A community of artisans and devotees, the Newars of Nepal are known for their bold lines, unabashed use of monotone, and strong statement-making themes. The thangka that you see on this page is an example of Newari painting. It depicts the dadashabhujadhari Lord Ganesha in the midst of a dance routine (‘nrtya’) that conveys great strength and valour as well as wrath and invincibility.
Peach and vivid ochre predominate the colour palette. A gigantic mouse, its body a bright jewel blue, lies at the feet of Lord Ganesha. Crouched upon a lotus with multi-hued petals, the vahana (divine mount) looks like some of the ferocity of wrathful Ganesha may have carried over to its soul. Mythical figures flank the lower half of the central dancing figure. Within the temple pillars on either side are the miniature figures of seated Bodhisattvas, while more mythical creatures are to be found along the archway that rises high above the haloed head of Ganesha.

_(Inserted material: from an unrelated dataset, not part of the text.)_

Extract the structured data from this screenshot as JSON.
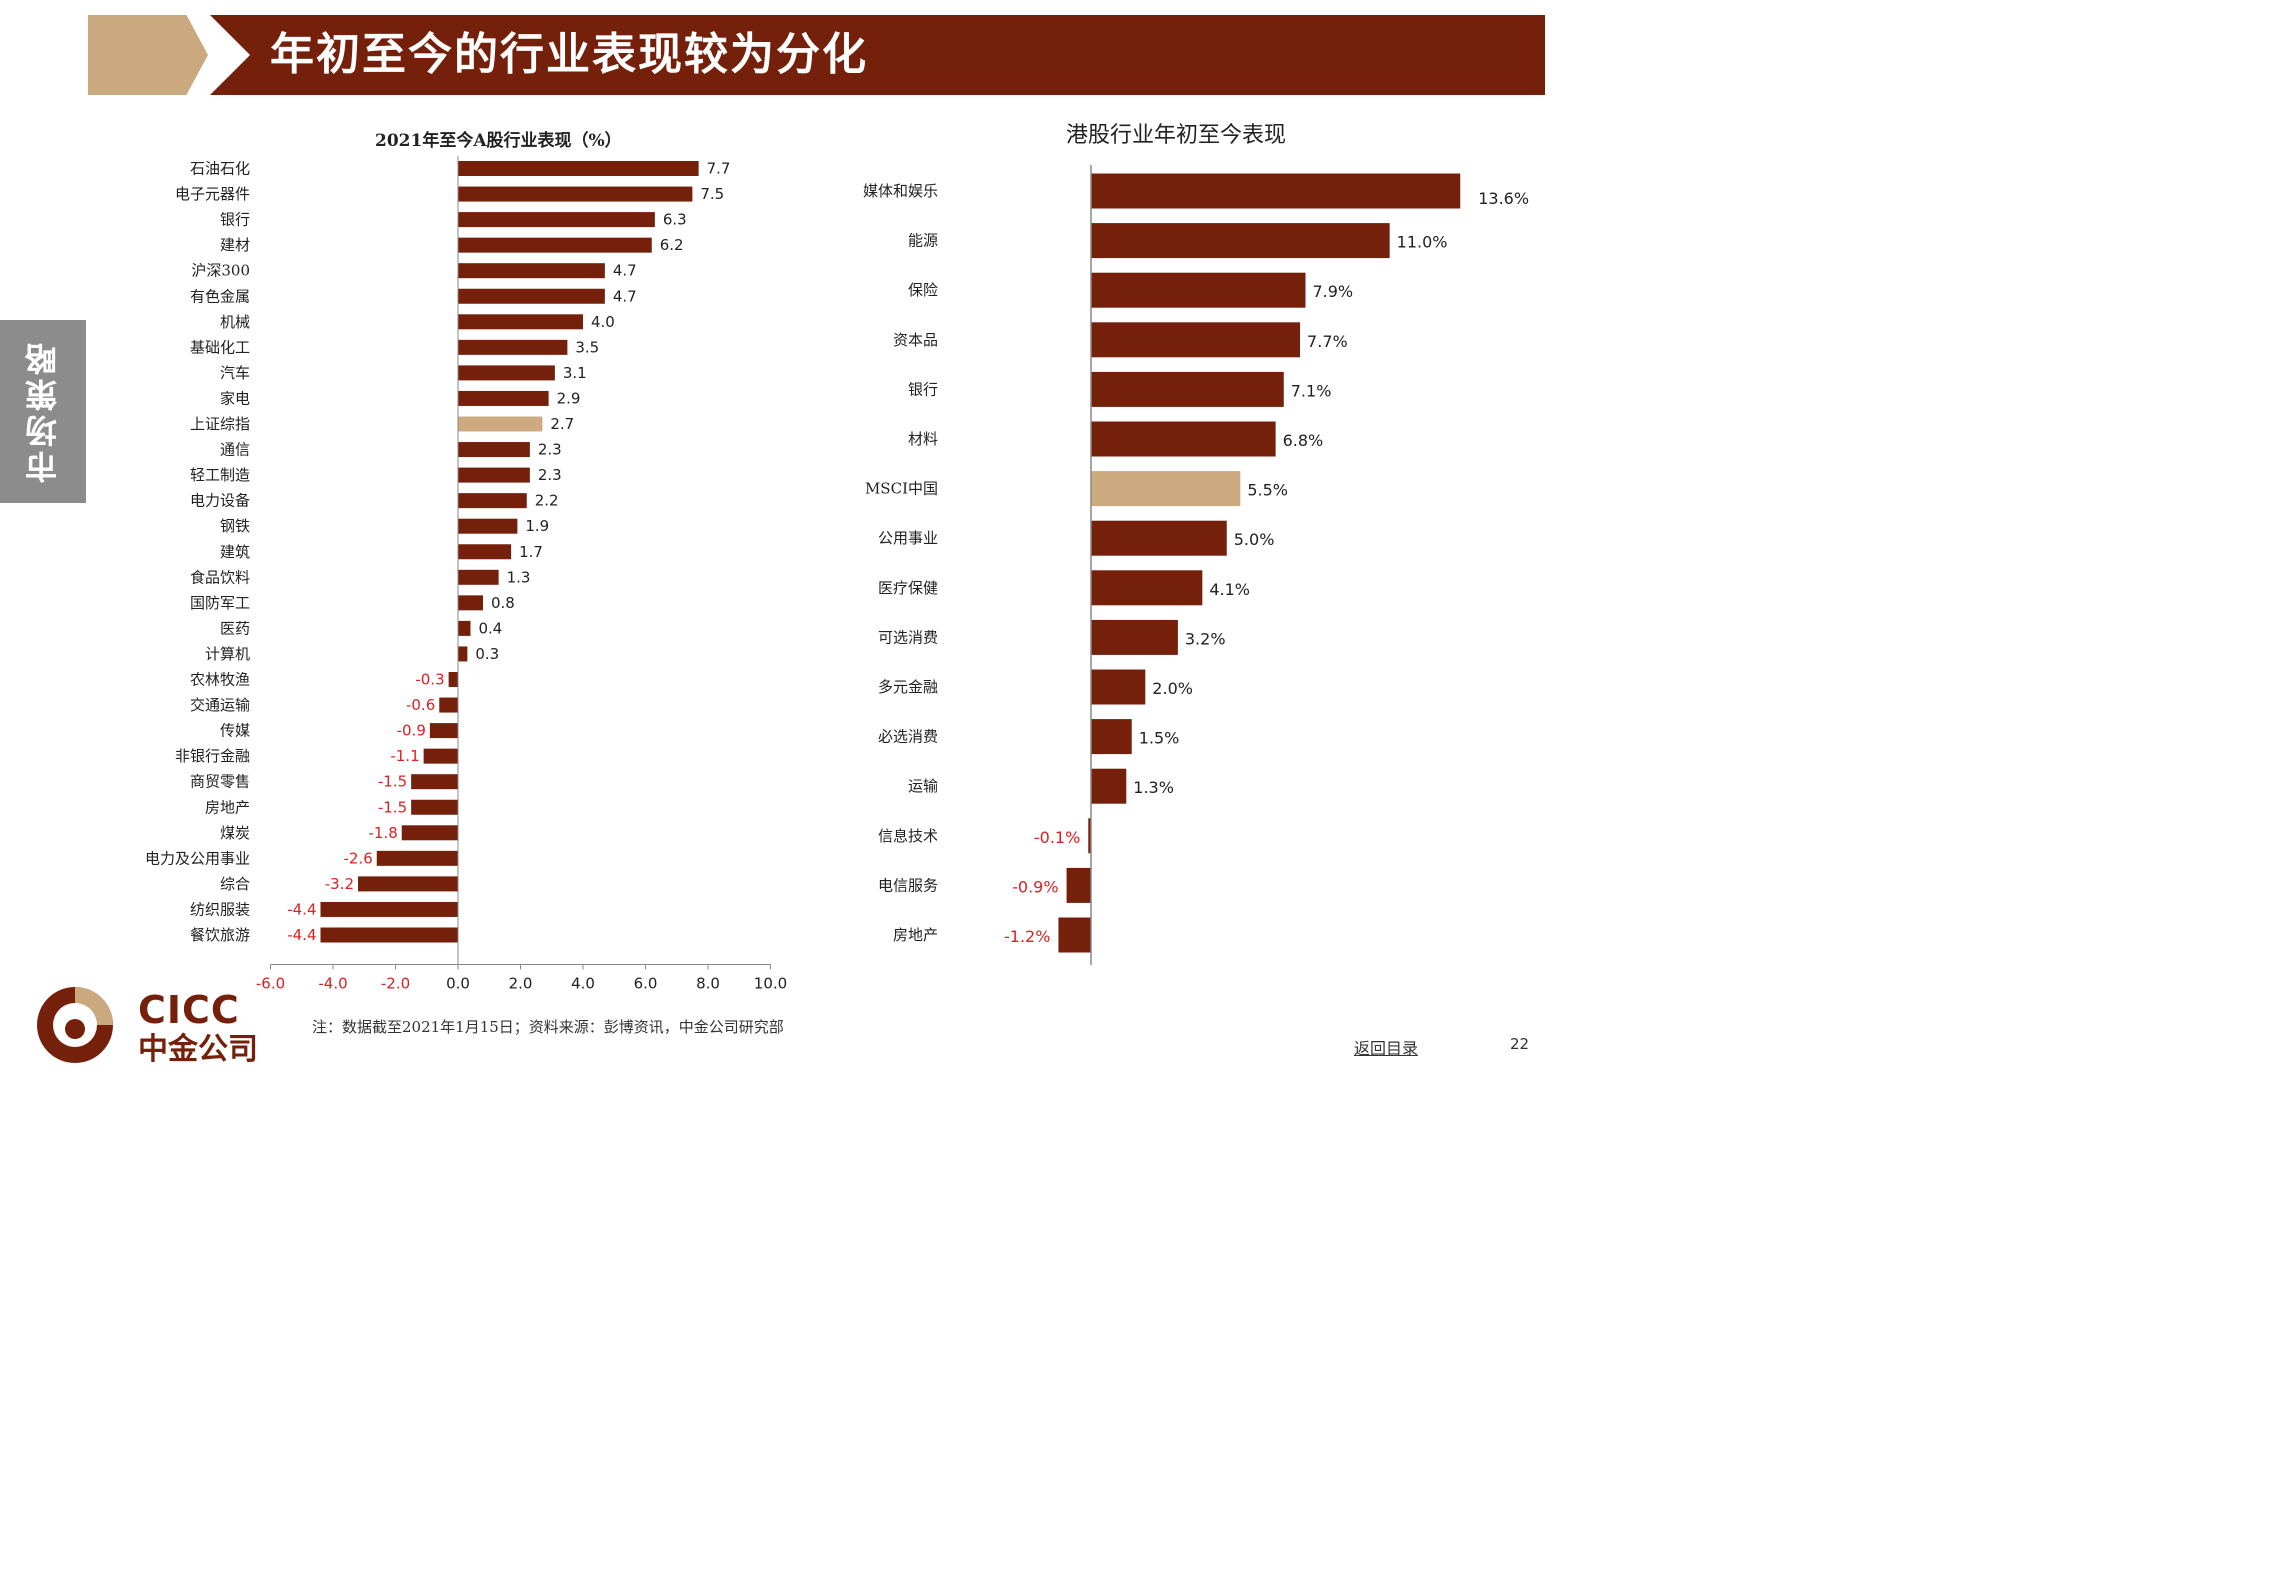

The characteristic five-spired crown and the especial shape of the eyes. The density of detail in terms of the number of sacred Buddhist figures accommodated across the canvas. The intricate patterns upon the solid-coloured sections of the painting, such as the immediate backdrop to the Lord’s figure and the charcoal-coloured sections in the background.
Ganesha is clad in a delightful pink dhoti fringed in gold and held at the waist by an elaborate waistband. A deadly serpent forms his necklace. In his hands he holds a noose, axe and a bowl full of modakas which he is busy emptying. This is what is responsible for his portliness. Rolypoly children are adored in the Indian subcontinent and hence this charming image of our beloved Ganesha dancing on a lotus.